After 10 years in sales & sales management at Salesforce.com having seen SFA implementations big and small, simple and complex, I believe there should be much more reward and insights available to the selling professionals, and it should come from a company’s enterprise social graph. The enterprise social graph simply stated is every relationship of every employee, customer and partner your company has, on line and off. With all the efforts being invested in social media, one of the most valuable assets a company has, it’s collection of relationships, is being overlooked. Layering your enterprise social graph into CRM can add powerful social discovery into the simplest of tasks that can answer important questions during a sales pursuit, and can drive significant sales productivity:
- What if a brand new Sales Rep at your company, by simply viewing an account in CRM, could immediately discover which company executives have meaningful relationships in the account?
- What if a Sales Rep could enter a new contact in a key account, and immediately discover colleagues that worked with that person at previous companies?
- Or one of my favorites, what if you could pull up an account and discover people in the account that used your product at a previous company?
Your enterprise social graph can tell you exactly those things and so much more!
Posted: August 6th, 2012 | Author: reachableblog | Filed under: Opinion | Tags: social crm, social proximity selling, social selling | No Comments »
Editor’s Note: This article by Reachable CEO Al Campa was originally published on Business 2 Community.
With all the changes in business, one thing remains the same: business is about people. Despite globalization, technology revolutions, social networks, and razor-thin competitive margins, business is still about people working with people. People who can’t connect effectively with others rarely do well in business.
Consider sales, for instance. We buy things from people we have a positive relationship with; people we like and trust. And if those relationships stay positive, we keep buying from them, even if they switch companies and sell something different.
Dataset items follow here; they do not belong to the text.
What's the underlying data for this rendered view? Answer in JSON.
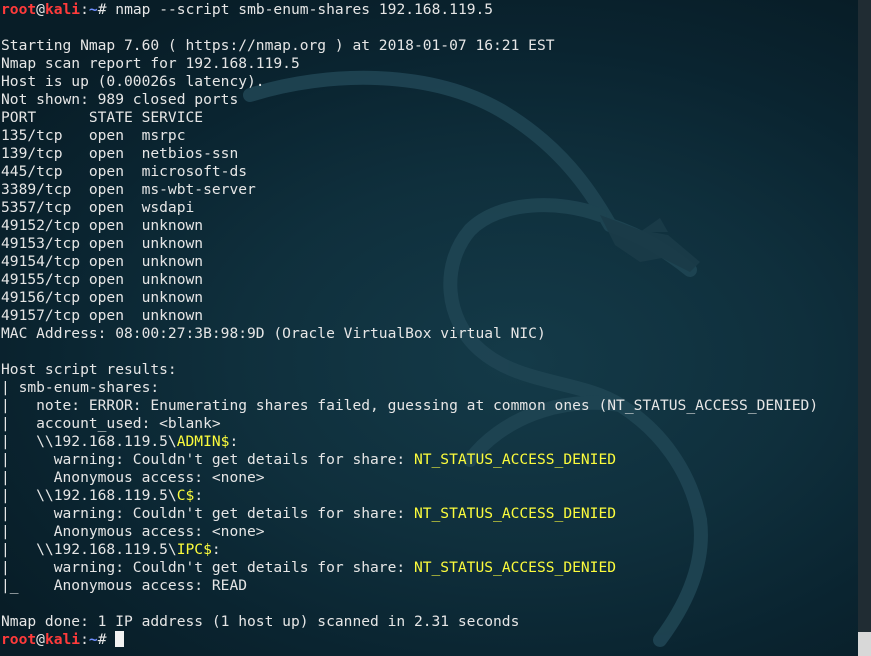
{
  "colors": {
    "background": "#0b2633",
    "text": "#e6e6e6",
    "prompt_user": "#ff3b3b",
    "prompt_path": "#6f8fff",
    "highlight": "#fcfc3c",
    "scrollbar_thumb": "#d8d8d8"
  },
  "prompt": {
    "user": "root",
    "at": "@",
    "host": "kali",
    "sep": ":",
    "path": "~",
    "symbol": "# "
  },
  "command": "nmap --script smb-enum-shares 192.168.119.5",
  "output": {
    "starting": "Starting Nmap 7.60 ( https://nmap.org ) at 2018-01-07 16:21 EST",
    "report": "Nmap scan report for 192.168.119.5",
    "host_up": "Host is up (0.00026s latency).",
    "not_shown": "Not shown: 989 closed ports",
    "ports_header": "PORT      STATE SERVICE",
    "ports": [
      "135/tcp   open  msrpc",
      "139/tcp   open  netbios-ssn",
      "445/tcp   open  microsoft-ds",
      "3389/tcp  open  ms-wbt-server",
      "5357/tcp  open  wsdapi",
      "49152/tcp open  unknown",
      "49153/tcp open  unknown",
      "49154/tcp open  unknown",
      "49155/tcp open  unknown",
      "49156/tcp open  unknown",
      "49157/tcp open  unknown"
    ],
    "mac": "MAC Address: 08:00:27:3B:98:9D (Oracle VirtualBox virtual NIC)",
    "script_results": "Host script results:",
    "script_name": "| smb-enum-shares: ",
    "note": "|   note: ERROR: Enumerating shares failed, guessing at common ones (NT_STATUS_ACCESS_DENIED)",
    "account_used": "|   account_used: <blank>",
    "shares": [
      {
        "prefix": "|   \\\\192.168.119.5\\",
        "name": "ADMIN$",
        "suffix": ":",
        "warning_prefix": "|     warning: Couldn't get details for share: ",
        "warning_status": "NT_STATUS_ACCESS_DENIED",
        "access": "|     Anonymous access: <none>"
      },
      {
        "prefix": "|   \\\\192.168.119.5\\",
        "name": "C$",
        "suffix": ":",
        "warning_prefix": "|     warning: Couldn't get details for share: ",
        "warning_status": "NT_STATUS_ACCESS_DENIED",
        "access": "|     Anonymous access: <none>"
      },
      {
        "prefix": "|   \\\\192.168.119.5\\",
        "name": "IPC$",
        "suffix": ":",
        "warning_prefix": "|     warning: Couldn't get details for share: ",
        "warning_status": "NT_STATUS_ACCESS_DENIED",
        "access": "|_    Anonymous access: READ"
      }
    ],
    "done": "Nmap done: 1 IP address (1 host up) scanned in 2.31 seconds"
  }
}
The relationship and trust endure. Recent research indicated that a prospect is five times more likely to return a sales call if they have some type of personal connection to the sales person. This results in a 243% increase in effectiveness throughout the sales process. Sales managers would die for a 24% increase in effectiveness, let alone a 243% increase.
So one would assume that when companies assign sales territories and determine which sales reps will sell to which accounts, they would consider the strength of social relationships – or “social proximity” – in their assignments, particularly since there is a goldmine of relationships they can leverage, from their employees, customers, and partners. But most don’t. Most sales territories are still determined by geographic boundaries and physical proximity. Sales reps are assigned to nearby zip codes or area codes, or they are assigned by state boundaries where they live.
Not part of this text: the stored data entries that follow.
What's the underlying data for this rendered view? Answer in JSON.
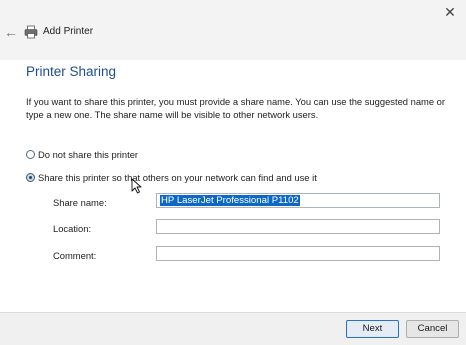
{
  "window": {
    "title": "Add Printer",
    "close_glyph": "✕",
    "back_glyph": "←"
  },
  "page": {
    "heading": "Printer Sharing",
    "intro": "If you want to share this printer, you must provide a share name. You can use the suggested name or type a new one. The share name will be visible to other network users."
  },
  "options": {
    "do_not_share": {
      "label": "Do not share this printer",
      "selected": false
    },
    "share": {
      "label": "Share this printer so that others on your network can find and use it",
      "selected": true
    }
  },
  "fields": {
    "share_name": {
      "label": "Share name:",
      "value": "HP LaserJet Professional P1102"
    },
    "location": {
      "label": "Location:",
      "value": ""
    },
    "comment": {
      "label": "Comment:",
      "value": ""
    }
  },
  "buttons": {
    "next": "Next",
    "cancel": "Cancel"
  },
  "icons": {
    "printer": "printer-icon",
    "back": "back-arrow-icon",
    "close": "close-icon",
    "cursor": "mouse-cursor-icon"
  },
  "colors": {
    "heading": "#1e4e8c",
    "selection": "#0d68c4",
    "primary_border": "#2a6fc9"
  }
}
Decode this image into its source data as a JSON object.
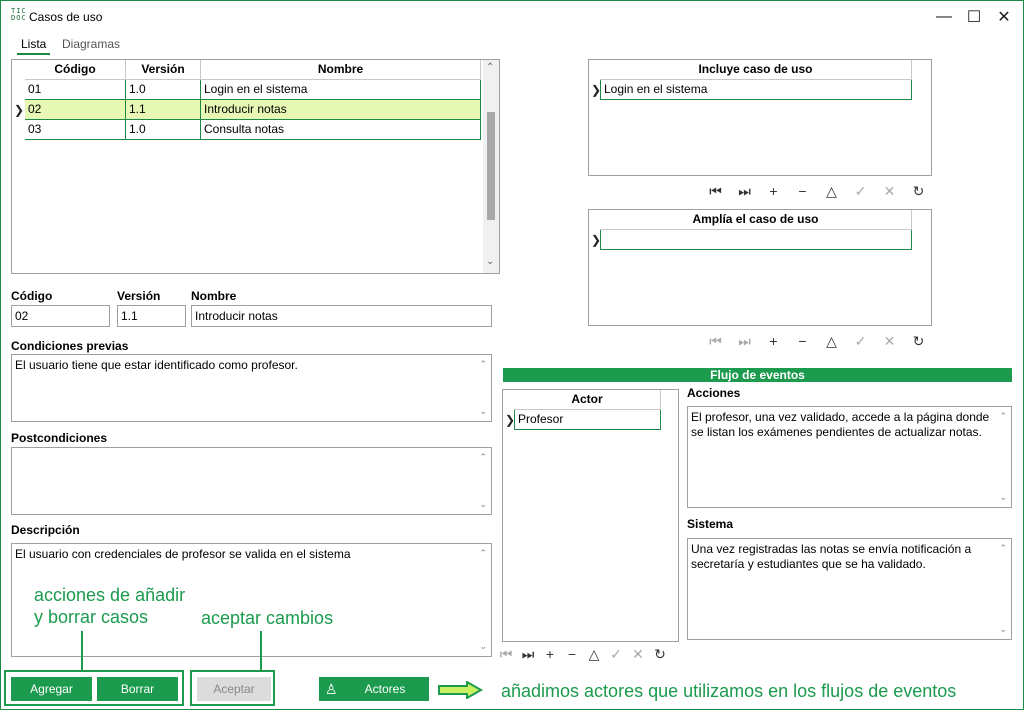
{
  "window": {
    "logo_text": "TIC\nDOC",
    "title": "Casos de uso",
    "minimize_glyph": "—",
    "maximize_glyph": "☐",
    "close_glyph": "✕"
  },
  "tabs": [
    {
      "label": "Lista"
    },
    {
      "label": "Diagramas"
    }
  ],
  "cases_grid": {
    "headers": [
      "Código",
      "Versión",
      "Nombre"
    ],
    "rows": [
      {
        "codigo": "01",
        "version": "1.0",
        "nombre": "Login en el sistema"
      },
      {
        "codigo": "02",
        "version": "1.1",
        "nombre": "Introducir notas"
      },
      {
        "codigo": "03",
        "version": "1.0",
        "nombre": "Consulta notas"
      }
    ],
    "selected_index": 1
  },
  "form": {
    "codigo_label": "Código",
    "codigo_value": "02",
    "version_label": "Versión",
    "version_value": "1.1",
    "nombre_label": "Nombre",
    "nombre_value": "Introducir notas",
    "precond_label": "Condiciones previas",
    "precond_value": "El usuario tiene que estar identificado como profesor.",
    "postcond_label": "Postcondiciones",
    "postcond_value": "",
    "desc_label": "Descripción",
    "desc_value": "El usuario con credenciales de profesor se valida en el sistema"
  },
  "includes": {
    "header": "Incluye caso de uso",
    "rows": [
      "Login en el sistema"
    ]
  },
  "extends": {
    "header": "Amplía el caso de uso",
    "rows": [
      ""
    ]
  },
  "nav_icons": {
    "first": "⏮",
    "last": "⏭",
    "add": "+",
    "remove": "−",
    "up": "△",
    "confirm": "✓",
    "cancel": "✕",
    "refresh": "↻"
  },
  "flow": {
    "banner": "Flujo de eventos",
    "actor_header": "Actor",
    "actor_rows": [
      "Profesor"
    ],
    "acciones_label": "Acciones",
    "acciones_value": "El profesor, una vez validado, accede a la página donde se listan los exámenes pendientes de actualizar notas.",
    "sistema_label": "Sistema",
    "sistema_value": "Una vez registradas las notas se envía notificación a secretaría y estudiantes que se ha validado."
  },
  "buttons": {
    "agregar": "Agregar",
    "borrar": "Borrar",
    "aceptar": "Aceptar",
    "actores": "Actores"
  },
  "annotations": {
    "add_delete": "acciones de añadir\ny borrar casos",
    "accept": "aceptar cambios",
    "actors": "añadimos actores que utilizamos en los flujos de eventos"
  },
  "colors": {
    "accent": "#1c9a4e",
    "selected_row": "#e6f8b4",
    "border_green": "#1c8a46"
  }
}
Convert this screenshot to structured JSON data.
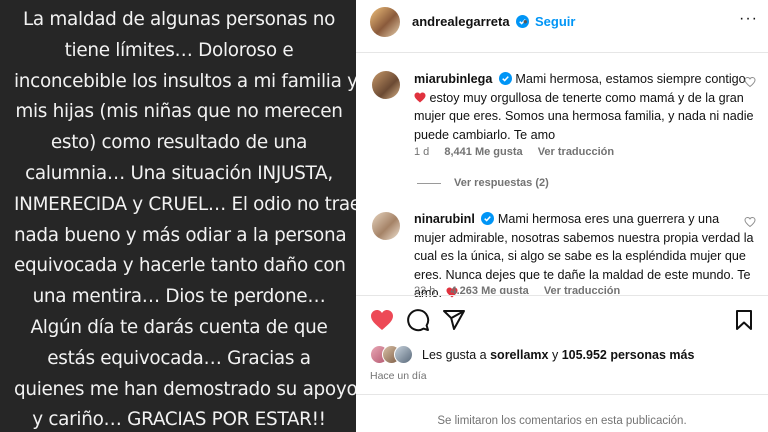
{
  "story": {
    "lines": [
      "La maldad de algunas personas no",
      "tiene límites… Doloroso e",
      "inconcebible los insultos a mi familia y",
      "mis hijas (mis niñas que no merecen",
      "esto) como resultado de una",
      "calumnia… Una situación INJUSTA,",
      "INMERECIDA y CRUEL… El odio no trae",
      "nada bueno y más odiar a la persona",
      "equivocada y hacerle tanto daño con",
      "una mentira… Dios te perdone…",
      "Algún día te darás cuenta de que",
      "estás equivocada… Gracias  a",
      "quienes me han demostrado su apoyo",
      "y cariño… GRACIAS POR ESTAR!!"
    ]
  },
  "header": {
    "username": "andrealegarreta",
    "separator": "•",
    "follow_label": "Seguir",
    "more": "···"
  },
  "comments": [
    {
      "username": "miarubinlega",
      "text": "Mami hermosa, estamos siempre contigo",
      "text_cont": "estoy muy orgullosa de tenerte como mamá y de la gran mujer que eres. Somos una hermosa familia, y nada ni nadie puede cambiarlo. Te amo",
      "age": "1 d",
      "likes": "8,441 Me gusta",
      "translate": "Ver traducción",
      "replies": "Ver respuestas (2)"
    },
    {
      "username": "ninarubinl",
      "text": "Mami hermosa eres una guerrera y una mujer admirable, nosotras sabemos nuestra propia verdad la cual es la única, si algo se sabe es la espléndida mujer que eres. Nunca dejes que te dañe la maldad de este mundo. Te amo.",
      "age": "23 h",
      "likes": "4,263 Me gusta",
      "translate": "Ver traducción"
    }
  ],
  "likes": {
    "prefix": "Les gusta a ",
    "user": "sorellamx",
    "middle": " y ",
    "count": "105.952 personas más"
  },
  "posted": "Hace un día",
  "comments_limited": "Se limitaron los comentarios en esta publicación.",
  "colors": {
    "story_bg": "#262626",
    "accent_blue": "#0095f6",
    "heart_red": "#ed4956"
  }
}
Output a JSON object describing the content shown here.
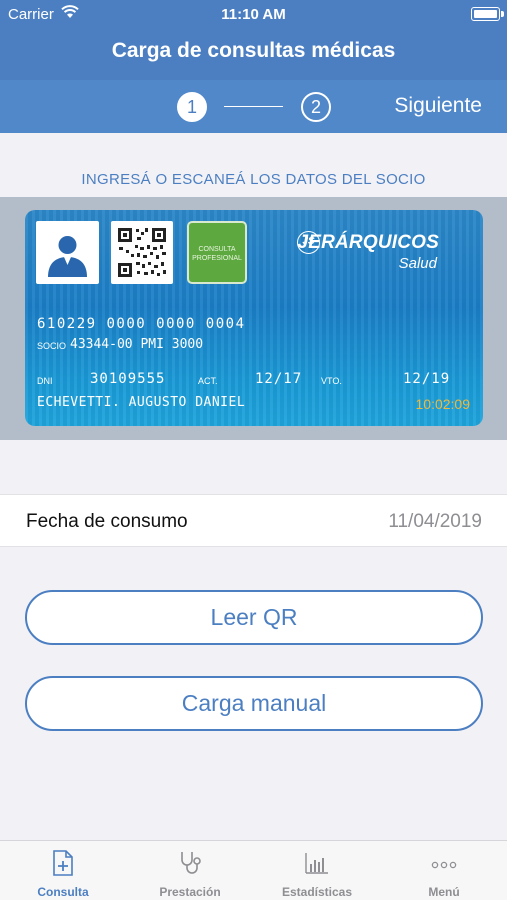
{
  "status_bar": {
    "carrier": "Carrier",
    "time": "11:10 AM",
    "icons": [
      "wifi-icon",
      "battery-icon"
    ]
  },
  "header": {
    "title": "Carga de consultas médicas"
  },
  "stepper": {
    "step1": "1",
    "step2": "2",
    "next_label": "Siguiente"
  },
  "instructions": "INGRESÁ O ESCANEÁ LOS DATOS DEL SOCIO",
  "card": {
    "badge_text": "CONSULTA PROFESIONAL",
    "brand_logo": "JS",
    "brand_name": "JERÁRQUICOS",
    "brand_sub": "Salud",
    "card_number": "610229 0000 0000 0004",
    "socio_label": "SOCIO",
    "socio_value": "43344-00 PMI 3000",
    "dni_label": "DNI",
    "dni_value": "30109555",
    "act_label": "ACT.",
    "act_value": "12/17",
    "vto_label": "VTO.",
    "vto_value": "12/19",
    "holder_name": "ECHEVETTI. AUGUSTO DANIEL",
    "clock": "10:02:09"
  },
  "consumption": {
    "label": "Fecha de consumo",
    "value": "11/04/2019"
  },
  "actions": {
    "read_qr": "Leer QR",
    "manual": "Carga manual"
  },
  "tabs": [
    {
      "label": "Consulta",
      "icon": "document-plus-icon",
      "active": true
    },
    {
      "label": "Prestación",
      "icon": "stethoscope-icon",
      "active": false
    },
    {
      "label": "Estadísticas",
      "icon": "bar-chart-icon",
      "active": false
    },
    {
      "label": "Menú",
      "icon": "more-icon",
      "active": false
    }
  ],
  "colors": {
    "primary": "#4c7fc2",
    "background": "#f2f2f6",
    "card_blue": "#1b7ec6",
    "badge_green": "#5ea93f",
    "clock_amber": "#f0b93a"
  }
}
Here are three reasons why you should consider social proximity selling for your organization:
Increase productivity for outbound prospecting. The recent research I mentioned earlier showed that for every 1000 prospecting calls made, only 345 are returned if there is no personal connection but 849 are returned if there is a personal connection. That is a 243% increase in productivity.
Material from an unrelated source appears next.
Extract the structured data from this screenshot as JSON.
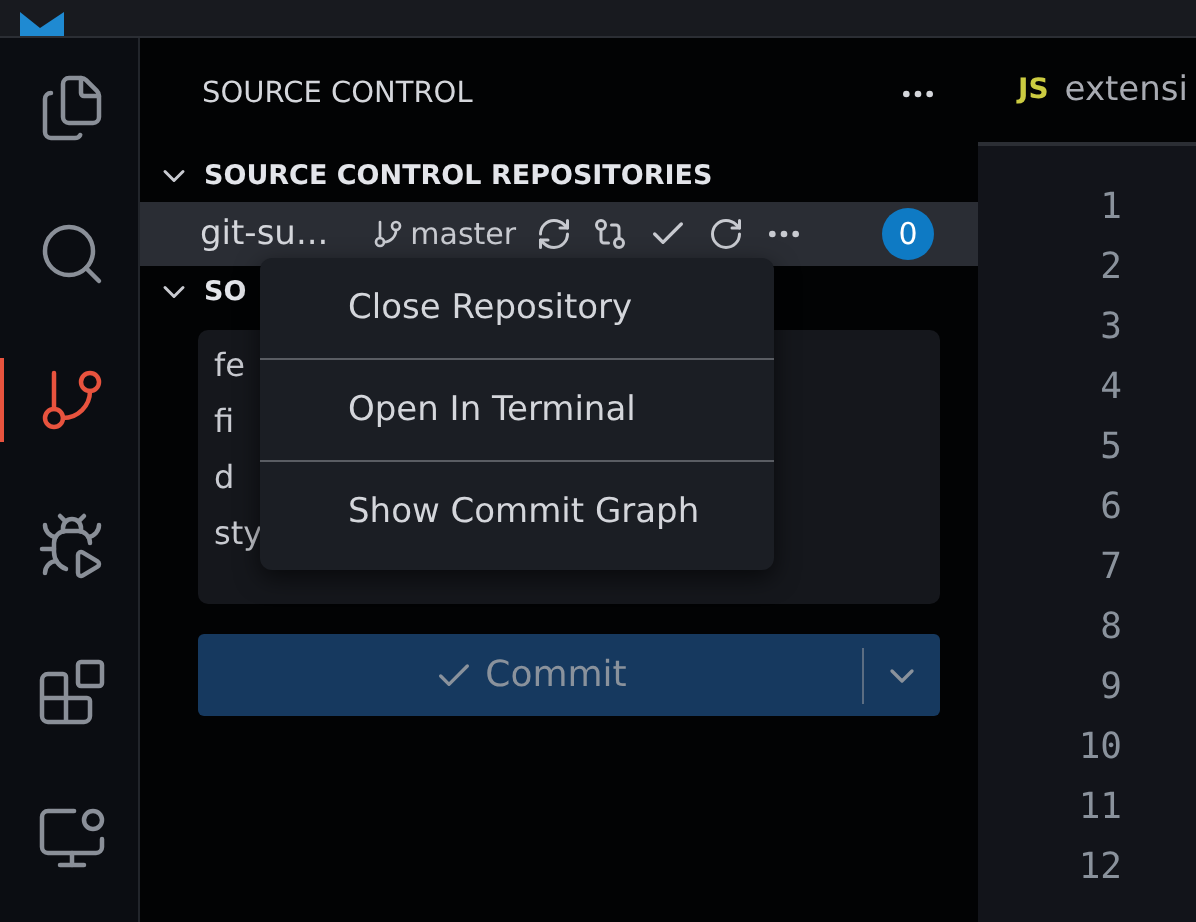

Improve conversion rate for inbound leads. Inbound leads can be prioritized by the strength of the personal connection somebody in your organization has to a prospective account. This enables you to focus your sales resources on opportunities where you have an inside edge.
Get deeper penetration into target accounts. Target accounts can be assigned based on who has the strongest personal connections to them. This will allow you to leverage established relationships with key influencers and decision makers in order to extend your presence within key accounts.
In the past, it would have been difficult to determine who had the strongest connection to a particular person or account. But now, solutions are available that can mine social networks, email address books, and CRM systems for connections between your company’s expansive network of contacts and your target customer. Incorporating this social proximity into your sales process could significantly increase sales productivity and drive top line revenue growth.